The bank delivered mixed results where wealth management income and net interest margin beat expectations, but fee income and capital performance were weak, CLSA said in a research report. Shares fell 4.6 percent in Hong Kong after the announcement.
Drilling into the numbers, the bank’s operating income rose 3.5 percent from a year earlier. However, this was offset by a 12 percent year-over-year drop in credit card fee income, which dragged on overall net fee income growth. On the lending side, retail credit demand remained weak, with the retail loan balance contracting 1 percent quarter-over-quarter. A bright spot was a 4.8 percent quarterly increase in the number of "Golden Sunflower" tier or above customers, outpacing the 1.3 percent growth in overall retail customers and signaling potential for future fee income.
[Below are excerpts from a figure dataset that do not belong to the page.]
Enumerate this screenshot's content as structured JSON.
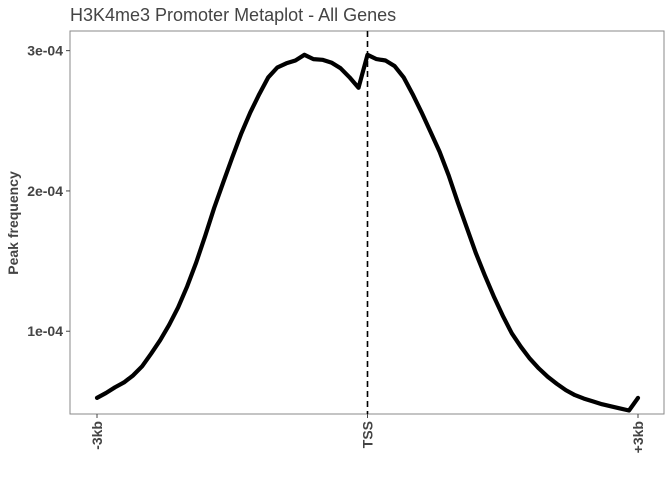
{
  "chart_data": {
    "type": "line",
    "title": "H3K4me3 Promoter Metaplot - All Genes",
    "xlabel": "",
    "ylabel": "Peak frequency",
    "xlim": [
      -3000,
      3000
    ],
    "ylim": [
      4.1e-05,
      0.000314
    ],
    "x_ticks": [
      {
        "value": -3000,
        "label": "-3kb"
      },
      {
        "value": 0,
        "label": "TSS"
      },
      {
        "value": 3000,
        "label": "+3kb"
      }
    ],
    "y_ticks": [
      {
        "value": 0.0001,
        "label": "1e-04"
      },
      {
        "value": 0.0002,
        "label": "2e-04"
      },
      {
        "value": 0.0003,
        "label": "3e-04"
      }
    ],
    "grid": false,
    "reference_line": {
      "x": 0,
      "style": "dashed"
    },
    "series": [
      {
        "color": "#000000",
        "x": [
          -3000,
          -2900,
          -2800,
          -2700,
          -2600,
          -2500,
          -2400,
          -2300,
          -2200,
          -2100,
          -2000,
          -1900,
          -1800,
          -1700,
          -1600,
          -1500,
          -1400,
          -1300,
          -1200,
          -1100,
          -1000,
          -900,
          -800,
          -700,
          -600,
          -500,
          -400,
          -300,
          -200,
          -100,
          0,
          100,
          200,
          300,
          400,
          500,
          600,
          700,
          800,
          900,
          1000,
          1100,
          1200,
          1300,
          1400,
          1500,
          1600,
          1700,
          1800,
          1900,
          2000,
          2100,
          2200,
          2300,
          2400,
          2500,
          2600,
          2700,
          2800,
          2900,
          3000
        ],
        "y": [
          5.25e-05,
          5.6e-05,
          6e-05,
          6.35e-05,
          6.85e-05,
          7.5e-05,
          8.4e-05,
          9.35e-05,
          0.0001045,
          0.000117,
          0.000132,
          0.000149,
          0.000168,
          0.000188,
          0.000206,
          0.000224,
          0.000241,
          0.000256,
          0.000269,
          0.000281,
          0.000288,
          0.000291,
          0.000293,
          0.000297,
          0.000294,
          0.0002935,
          0.0002915,
          0.0002875,
          0.000281,
          0.0002735,
          0.000297,
          0.000294,
          0.000293,
          0.000289,
          0.000281,
          0.000269,
          0.000256,
          0.000242,
          0.000228,
          0.000211,
          0.000192,
          0.000174,
          0.000156,
          0.00014,
          0.000125,
          0.000111,
          9.85e-05,
          8.9e-05,
          8.05e-05,
          7.35e-05,
          6.75e-05,
          6.25e-05,
          5.8e-05,
          5.45e-05,
          5.2e-05,
          5e-05,
          4.8e-05,
          4.65e-05,
          4.5e-05,
          4.35e-05,
          5.25e-05
        ]
      }
    ]
  }
}
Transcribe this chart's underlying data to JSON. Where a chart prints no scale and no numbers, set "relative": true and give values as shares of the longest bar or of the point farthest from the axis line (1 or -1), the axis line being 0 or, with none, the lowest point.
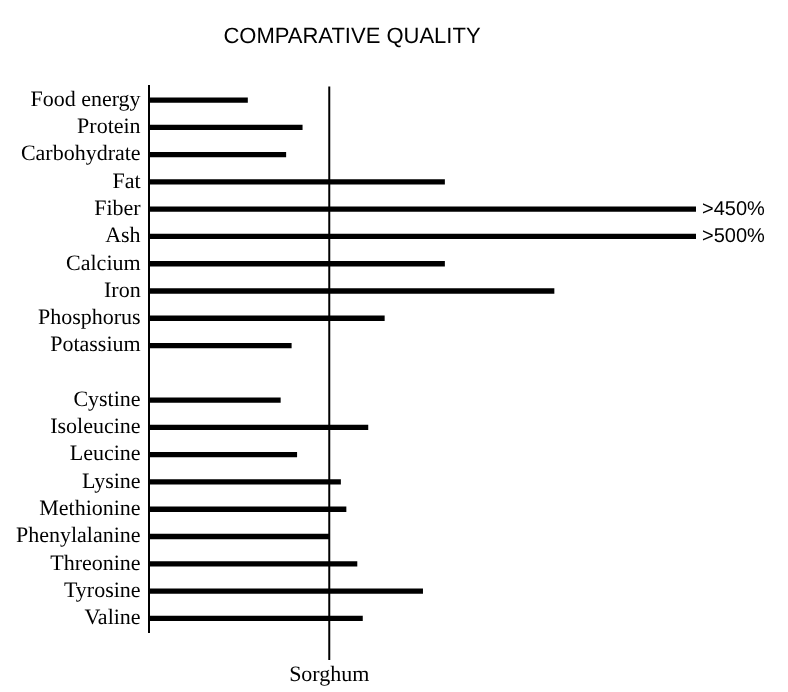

The results highlight the persistent pressure on Chinese banks from a weak consumer environment and challenges to profitability. In its own filing, the bank cautioned investors that any forward-looking statements regarding its financial position are subject to significant uncertainties and risks. Despite the retail weakness, the bank's total loans grew 2.8 percent in the quarter, and CLSA noted that its full-year loan growth guidance of 6 to 7 percent appears achievable.
The slight profit miss and weakness in consumer-facing segments like credit cards could keep investors cautious. The market will be watching to see if the growth in high-net-worth clients can translate into a fee income recovery in the second half of the year.
This article is for informational purposes only and does not constitute investment advice.